また、横滑りは、パラレルターンの、特にターン後半部分の動きにつながる姿勢を表現できるか試されているので、両肩や骨盤の左右の傾きが斜面と同じ方向に傾くべきなのに、傾きが逆だったり、両スキーが平行の状態で斜面をずらし下りるだけの「斜め前方ずらし」になっている方がいました。横滑りという滑りの形状に注目するのではなく、ターン後半に現れる自然な外向傾姿勢を表現できることが望ましく、外向傾姿勢とはなんだということが理解できていないと演技しにくい種目とも言えます。
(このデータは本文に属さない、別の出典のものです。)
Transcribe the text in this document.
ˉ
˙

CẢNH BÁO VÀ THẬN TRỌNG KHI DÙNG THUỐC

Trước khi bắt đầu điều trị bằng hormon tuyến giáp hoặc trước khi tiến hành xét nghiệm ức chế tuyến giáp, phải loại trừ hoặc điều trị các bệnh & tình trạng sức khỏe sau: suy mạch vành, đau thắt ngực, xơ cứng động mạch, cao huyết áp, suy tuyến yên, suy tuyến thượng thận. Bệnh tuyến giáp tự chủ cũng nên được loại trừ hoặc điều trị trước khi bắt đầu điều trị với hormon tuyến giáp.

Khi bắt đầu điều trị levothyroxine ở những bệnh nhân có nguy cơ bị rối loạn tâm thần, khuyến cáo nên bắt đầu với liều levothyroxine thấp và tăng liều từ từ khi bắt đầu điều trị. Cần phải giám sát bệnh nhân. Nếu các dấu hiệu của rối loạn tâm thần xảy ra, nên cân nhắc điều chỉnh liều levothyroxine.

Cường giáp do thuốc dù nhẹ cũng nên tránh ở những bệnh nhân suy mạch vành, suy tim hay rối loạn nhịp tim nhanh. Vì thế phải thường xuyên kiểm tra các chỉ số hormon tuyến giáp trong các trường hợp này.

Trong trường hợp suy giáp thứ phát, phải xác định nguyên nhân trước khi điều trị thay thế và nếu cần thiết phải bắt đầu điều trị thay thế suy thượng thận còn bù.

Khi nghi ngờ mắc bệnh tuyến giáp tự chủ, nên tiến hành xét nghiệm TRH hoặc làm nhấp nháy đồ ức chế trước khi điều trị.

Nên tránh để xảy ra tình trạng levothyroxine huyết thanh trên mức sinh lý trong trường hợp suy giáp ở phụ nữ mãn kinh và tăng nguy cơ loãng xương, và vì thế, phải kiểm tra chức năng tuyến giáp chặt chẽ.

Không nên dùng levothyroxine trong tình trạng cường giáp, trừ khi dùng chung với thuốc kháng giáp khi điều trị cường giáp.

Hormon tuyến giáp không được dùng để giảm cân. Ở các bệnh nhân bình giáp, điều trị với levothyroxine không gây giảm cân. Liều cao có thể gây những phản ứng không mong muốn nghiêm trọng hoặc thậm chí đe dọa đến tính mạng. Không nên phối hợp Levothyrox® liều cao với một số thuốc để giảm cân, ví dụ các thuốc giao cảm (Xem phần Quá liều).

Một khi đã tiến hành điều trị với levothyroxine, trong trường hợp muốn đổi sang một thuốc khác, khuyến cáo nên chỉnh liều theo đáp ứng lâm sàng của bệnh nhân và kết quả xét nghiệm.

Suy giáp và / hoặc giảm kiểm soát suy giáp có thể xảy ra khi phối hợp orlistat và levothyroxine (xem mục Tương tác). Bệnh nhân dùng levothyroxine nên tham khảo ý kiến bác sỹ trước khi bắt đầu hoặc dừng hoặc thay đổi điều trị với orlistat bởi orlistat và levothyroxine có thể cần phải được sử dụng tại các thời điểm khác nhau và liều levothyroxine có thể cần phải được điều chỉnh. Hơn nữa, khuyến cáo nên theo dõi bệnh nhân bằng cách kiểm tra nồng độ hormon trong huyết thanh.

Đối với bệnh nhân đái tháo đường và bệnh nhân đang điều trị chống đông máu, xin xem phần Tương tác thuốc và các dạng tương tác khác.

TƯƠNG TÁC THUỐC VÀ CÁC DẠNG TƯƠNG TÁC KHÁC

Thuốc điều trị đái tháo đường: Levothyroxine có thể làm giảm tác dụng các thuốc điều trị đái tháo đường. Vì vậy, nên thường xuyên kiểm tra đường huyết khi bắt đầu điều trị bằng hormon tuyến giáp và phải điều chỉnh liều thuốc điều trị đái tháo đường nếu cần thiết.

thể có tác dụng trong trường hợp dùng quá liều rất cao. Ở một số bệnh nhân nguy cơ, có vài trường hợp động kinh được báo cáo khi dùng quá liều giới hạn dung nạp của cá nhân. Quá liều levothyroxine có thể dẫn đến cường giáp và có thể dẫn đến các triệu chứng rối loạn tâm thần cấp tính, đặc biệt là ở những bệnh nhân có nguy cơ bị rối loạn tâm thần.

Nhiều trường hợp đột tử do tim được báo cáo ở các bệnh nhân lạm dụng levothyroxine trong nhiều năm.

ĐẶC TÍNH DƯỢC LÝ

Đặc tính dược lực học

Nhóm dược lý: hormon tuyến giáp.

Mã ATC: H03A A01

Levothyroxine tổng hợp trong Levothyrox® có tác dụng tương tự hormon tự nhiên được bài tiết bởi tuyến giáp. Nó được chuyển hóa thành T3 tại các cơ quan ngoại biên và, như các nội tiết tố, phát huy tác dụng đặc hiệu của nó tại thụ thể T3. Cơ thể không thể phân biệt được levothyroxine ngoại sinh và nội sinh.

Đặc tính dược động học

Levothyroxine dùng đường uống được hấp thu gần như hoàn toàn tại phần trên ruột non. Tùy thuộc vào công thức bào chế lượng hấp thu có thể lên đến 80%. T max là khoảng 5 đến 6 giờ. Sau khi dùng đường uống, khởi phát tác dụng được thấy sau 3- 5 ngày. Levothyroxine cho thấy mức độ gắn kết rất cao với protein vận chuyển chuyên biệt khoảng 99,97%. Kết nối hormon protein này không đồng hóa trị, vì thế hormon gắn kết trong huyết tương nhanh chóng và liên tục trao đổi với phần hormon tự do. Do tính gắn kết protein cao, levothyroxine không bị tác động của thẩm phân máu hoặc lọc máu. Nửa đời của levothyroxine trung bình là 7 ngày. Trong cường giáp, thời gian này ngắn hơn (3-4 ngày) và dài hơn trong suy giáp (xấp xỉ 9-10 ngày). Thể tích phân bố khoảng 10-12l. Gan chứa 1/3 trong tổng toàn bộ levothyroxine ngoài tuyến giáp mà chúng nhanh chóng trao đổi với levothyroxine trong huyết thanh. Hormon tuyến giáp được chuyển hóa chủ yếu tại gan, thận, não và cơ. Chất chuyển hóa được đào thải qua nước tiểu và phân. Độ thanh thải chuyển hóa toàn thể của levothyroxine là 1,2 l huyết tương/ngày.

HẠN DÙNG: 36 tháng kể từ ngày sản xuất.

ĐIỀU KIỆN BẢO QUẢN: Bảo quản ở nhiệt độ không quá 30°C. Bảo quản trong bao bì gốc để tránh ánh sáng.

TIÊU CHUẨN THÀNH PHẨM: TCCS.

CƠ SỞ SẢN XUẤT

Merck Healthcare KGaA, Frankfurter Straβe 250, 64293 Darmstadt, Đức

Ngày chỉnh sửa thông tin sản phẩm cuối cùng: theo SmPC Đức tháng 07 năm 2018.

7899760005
3級は講習内検定なので、検定員が講習時間内で受検生の方々を合格できるレベルまで指導するのが理想的ですが、直前まで体を振り込んだり内倒することによってターン始動していた方を、2時間の講習内で外足荷重のターンに変えていくことの難しさを実感しました。練習の段階では、ターン中に内倒していた生徒さんが外向傾姿勢を伴うシュテムターンで滑れるようにはなったのですが、これから採点となると緊張してしまって、慣れ親しんだ元の滑りに戻っちゃう…。
本当は3級を受検されるような方々は全員合格させたいところなのですが、心を鬼にして合否を決めさせていただきました。3級受検の段階で少なくとも「内倒」にはしっかり決別しておかないと、将来的にもっと苦労されると思いますので。